The waning economic downturn is forcing companies to look hard at their costs in terms of human capital and cut low on excessive expenditures as they re-brand for enhance performance.

Unlike previous downturns, many executives have recognised the need to reduce headcount and costs in a more sustainable manner without jeopardizing the vision of their companies.

Some of them have even taken stern measures especially in weighing up operational trade-offs between functions and often challenging long standing assumptions around their business whilst few others consider a wider strategic agenda to the immediate cost reduction demands, allowing informed retention of critical skills, capability and capacity.

And as the market began to recover, they have positioned their companies to respond to leveraging quality skills and capabilities. But a few others believe in open-door policy as one of the best ways out of trouble.

Mr. Thomas Imokhai, Managing Director of Standard Alliance Insurance General is one insurance chief executives that believe in open-door policy as part of the total package of re-branding.
Re-branding an organization can go a long way to improve the company’s bottom-line thereby conveying a company’s core value and brand message.

However, such high-stakes situations where employees are scared to bust the boss are the exception; by far, most silence is about more mundane but not necessarily less consequential issues.

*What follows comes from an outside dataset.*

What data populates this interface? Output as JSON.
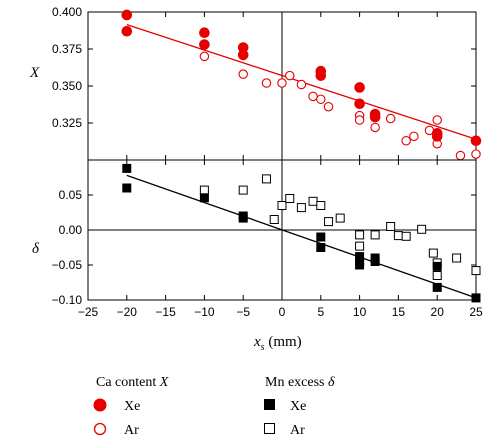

Employees often feel they have little to gain, or perhaps something to lose that may be less important than their job, but still significant but by venturing forward with their ideas for solving problems, improving processes, or otherwise helping the organization compete give kudos to the company’s overall interest and goal.

Imokhai said, “The reality is that managers can only know what they are hearing, not all the things they are not privy to. Losses from employee withholding are difficult to quantify”

“It is often out of fear that employees speak up only about the things they think their managers want to hear. It can be expensive to gag employees who routinely speak up and sudden keep quiet because of fear and consequences of speaking up too frequently  about certain issues”According to him, “Leaders are supposed to solve problems and drive strategies.